Dieser bildungspolitische Amoklauf geschieht vor dem Hintergrund einer Wirtschaft, die meint, es sich leisten zu können. Bildung nur für wenige, angepasste und zurechtgestutzte Jugendliche, das ist nur angesichts einer erneuten Ausbildungsplatzkrise möglich: Über 280.000 betriebliche Ausbildungsplätze fehlten noch im Monat Juli. Unter den Bewerbern um einen Platz befanden sich ca. 300.000 Altbewerber. Dies macht die Unternehmen wählerisch.
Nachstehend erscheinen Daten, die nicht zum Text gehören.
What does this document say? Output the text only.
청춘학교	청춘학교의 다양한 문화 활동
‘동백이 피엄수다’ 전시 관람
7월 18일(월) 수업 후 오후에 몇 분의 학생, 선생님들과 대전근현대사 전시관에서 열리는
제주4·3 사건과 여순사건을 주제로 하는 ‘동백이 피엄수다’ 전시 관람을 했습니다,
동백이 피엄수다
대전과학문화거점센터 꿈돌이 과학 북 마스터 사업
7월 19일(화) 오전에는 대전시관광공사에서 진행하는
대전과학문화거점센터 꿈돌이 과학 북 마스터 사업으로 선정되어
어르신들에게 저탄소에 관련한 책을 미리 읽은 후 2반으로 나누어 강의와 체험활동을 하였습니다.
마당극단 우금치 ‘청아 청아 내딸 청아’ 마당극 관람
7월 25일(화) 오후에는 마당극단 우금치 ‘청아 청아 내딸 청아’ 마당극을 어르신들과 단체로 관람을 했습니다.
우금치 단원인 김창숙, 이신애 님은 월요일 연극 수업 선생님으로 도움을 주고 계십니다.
Durch ihre Weigerung ausreichend auszubilden, setzten sie nun nicht nur Bewerber unter Druck, sondern alle Schülerinnen und Schüler. Die Landesregierung mit Frau Sommer und Herrn Rüttgers ist dabei ihr williger Helfer.
Wir fordern weiterhin:
1. Kostenlose Bildung
2. Öffentlich finanzierte Lehrmittel und Schuleinrichtungen
3. Kopfnoten verbieten! Noten zur Repression und Selektion abschaffen.
4. 50% aller Stimmen in allen Schulgremien für Schüler
5. Eine Schule für Alle!Am 7. September, im Freidenkerzentrum, Bayenstr. 11, Köln, wollen wir über Ursachen und Alternativen diskutieren sowie gemeinsame Aktionen beraten. Wer diskutieren und sich wehren will, der ist herzlich eingeladen!